Hi, another possible solution could be implement the replace algorithm using find method…
For my solution I downloaded a txt version of “El Quijote de la mancha”, in order to have a string long enough to measure time.
with urlopen("https://gist.githubusercontent.com/jsdario/6d6c69398cb0c73111e49f1218960f79/raw/8d4fc4548d437e2a7203a5aeeace5477f598827d/el_quijote.txt") as f:
text = f.read()
text = str(text, 'utf-8')
to_replace = list(set([t for t in choices(text.split(), k=4000) if len(t)>3 ]))
replace_map = list(map(lambda x: (x, f'new_string_to_replace_with_{x}'), to_replace))
print(replace_map)
print(len(replace_map))
Then I created a function using the nested calls to replace method
def multireplace_v1(s, changes):
for old, new in changes:
s = s.replace(old, new)
return s
And another function using find method, and creating a list of all possible replacements using the changes
def multireplace_v2(s, changes):
right = len(s)-1
replacements = []
for old, new in changes:
i = 0
l = len(old)
while True:
n = text_test.find(old, i, right)
if n == -1:
break
i = n + l
replacements.append((n, i, l, new))
replacements = sorted(replacements, key= lambda x: x[0])
i = 0
prev_s = -1
prev_e = -1
new_s = ""
for b, e, l, t in replacements:
if b >= prev_s and b+l <= prev_e:
continue
prev_s = b
prev_e = b+l
new_s += s[i:b] + t
i = e
new_s += s[i:]
return new_s
The call
result1 = multireplace_v1(text, replace_map)

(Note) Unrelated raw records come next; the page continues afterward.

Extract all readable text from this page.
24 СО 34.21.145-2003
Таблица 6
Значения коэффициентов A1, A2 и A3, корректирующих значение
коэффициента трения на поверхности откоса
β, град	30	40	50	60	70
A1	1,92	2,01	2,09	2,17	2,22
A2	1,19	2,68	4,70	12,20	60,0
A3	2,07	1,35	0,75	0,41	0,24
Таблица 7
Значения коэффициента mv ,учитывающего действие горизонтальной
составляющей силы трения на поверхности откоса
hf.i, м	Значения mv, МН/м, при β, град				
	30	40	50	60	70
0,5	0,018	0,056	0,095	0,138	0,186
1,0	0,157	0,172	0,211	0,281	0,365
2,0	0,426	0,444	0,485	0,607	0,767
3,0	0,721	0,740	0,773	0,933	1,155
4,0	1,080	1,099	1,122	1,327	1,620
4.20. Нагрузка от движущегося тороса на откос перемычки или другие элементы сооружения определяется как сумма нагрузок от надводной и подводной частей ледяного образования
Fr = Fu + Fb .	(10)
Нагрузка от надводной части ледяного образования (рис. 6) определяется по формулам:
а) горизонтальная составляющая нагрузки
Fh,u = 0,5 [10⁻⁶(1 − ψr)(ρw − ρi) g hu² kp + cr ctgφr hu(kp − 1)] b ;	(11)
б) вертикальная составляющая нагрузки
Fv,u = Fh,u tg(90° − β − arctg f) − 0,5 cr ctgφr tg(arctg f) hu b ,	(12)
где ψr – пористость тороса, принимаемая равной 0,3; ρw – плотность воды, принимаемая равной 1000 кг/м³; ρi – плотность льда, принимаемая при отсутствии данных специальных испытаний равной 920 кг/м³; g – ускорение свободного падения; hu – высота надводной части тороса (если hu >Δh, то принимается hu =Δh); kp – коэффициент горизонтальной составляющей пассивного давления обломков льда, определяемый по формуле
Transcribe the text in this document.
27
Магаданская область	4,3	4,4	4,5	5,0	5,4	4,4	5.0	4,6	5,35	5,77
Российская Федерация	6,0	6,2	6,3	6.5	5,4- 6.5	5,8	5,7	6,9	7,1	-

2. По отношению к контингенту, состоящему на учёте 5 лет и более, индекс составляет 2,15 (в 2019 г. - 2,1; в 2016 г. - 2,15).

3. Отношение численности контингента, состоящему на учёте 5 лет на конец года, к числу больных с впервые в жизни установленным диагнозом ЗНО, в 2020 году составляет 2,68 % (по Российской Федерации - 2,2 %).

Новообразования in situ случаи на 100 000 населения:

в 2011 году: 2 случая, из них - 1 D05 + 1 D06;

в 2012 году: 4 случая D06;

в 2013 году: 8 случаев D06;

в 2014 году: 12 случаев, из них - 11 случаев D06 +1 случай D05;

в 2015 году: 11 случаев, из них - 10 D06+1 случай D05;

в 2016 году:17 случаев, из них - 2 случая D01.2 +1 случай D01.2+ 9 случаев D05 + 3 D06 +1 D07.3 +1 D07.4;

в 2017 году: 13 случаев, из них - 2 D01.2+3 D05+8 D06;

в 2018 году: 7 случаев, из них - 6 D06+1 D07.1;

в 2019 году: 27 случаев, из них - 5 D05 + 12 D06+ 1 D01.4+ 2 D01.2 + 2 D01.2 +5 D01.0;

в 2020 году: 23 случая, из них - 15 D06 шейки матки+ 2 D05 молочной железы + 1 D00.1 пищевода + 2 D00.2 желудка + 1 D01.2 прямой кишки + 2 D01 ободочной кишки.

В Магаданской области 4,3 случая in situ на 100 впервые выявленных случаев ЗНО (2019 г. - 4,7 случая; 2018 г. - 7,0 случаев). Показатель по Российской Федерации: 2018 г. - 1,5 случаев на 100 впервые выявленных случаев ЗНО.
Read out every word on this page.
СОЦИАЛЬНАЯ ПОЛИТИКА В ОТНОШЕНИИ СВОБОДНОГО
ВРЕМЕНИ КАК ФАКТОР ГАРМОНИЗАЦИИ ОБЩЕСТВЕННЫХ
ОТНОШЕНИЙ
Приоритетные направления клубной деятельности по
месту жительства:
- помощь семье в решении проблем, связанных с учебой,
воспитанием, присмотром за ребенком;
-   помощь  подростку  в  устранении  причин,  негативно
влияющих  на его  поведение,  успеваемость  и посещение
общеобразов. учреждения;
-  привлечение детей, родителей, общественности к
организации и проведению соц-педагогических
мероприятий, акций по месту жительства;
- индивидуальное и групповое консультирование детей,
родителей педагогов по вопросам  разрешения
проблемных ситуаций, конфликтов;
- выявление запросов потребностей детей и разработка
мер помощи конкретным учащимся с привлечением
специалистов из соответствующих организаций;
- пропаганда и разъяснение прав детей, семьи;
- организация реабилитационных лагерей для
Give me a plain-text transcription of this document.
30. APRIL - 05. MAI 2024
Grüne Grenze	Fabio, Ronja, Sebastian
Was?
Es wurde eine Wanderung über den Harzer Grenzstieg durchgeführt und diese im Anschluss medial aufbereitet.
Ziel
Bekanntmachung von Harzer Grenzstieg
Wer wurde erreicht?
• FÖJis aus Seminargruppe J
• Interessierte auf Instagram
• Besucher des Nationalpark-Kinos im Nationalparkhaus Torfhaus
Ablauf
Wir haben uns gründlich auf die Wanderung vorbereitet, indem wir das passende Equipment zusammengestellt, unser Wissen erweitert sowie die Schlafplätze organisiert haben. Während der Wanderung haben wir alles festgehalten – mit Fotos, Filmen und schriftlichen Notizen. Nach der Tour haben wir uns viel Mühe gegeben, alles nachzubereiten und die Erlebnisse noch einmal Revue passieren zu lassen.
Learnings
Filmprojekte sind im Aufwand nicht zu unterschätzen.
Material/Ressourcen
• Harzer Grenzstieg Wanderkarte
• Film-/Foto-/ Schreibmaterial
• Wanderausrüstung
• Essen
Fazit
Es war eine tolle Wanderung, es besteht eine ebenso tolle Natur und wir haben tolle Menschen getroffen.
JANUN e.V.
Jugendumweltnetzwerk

took 3.06 seconds to finish
And
result2 = multireplace_v2(text, replace_map)
took 914ms
The proposed solution is faster, and also prevents from replace the already replaced string, the priority is the occurrence of one of the string in changes
In the v1 function you’ll see things like this
Miguel de Cervnew_string_to_replace_with_new_string_to_replace_with_antes Saavedra
because is replacing the words ante and antes
In the v2 version you’ll get this:
Miguel de Cervnew_string_to_replace_with_antes Saavedra
Only one replacement per “word”.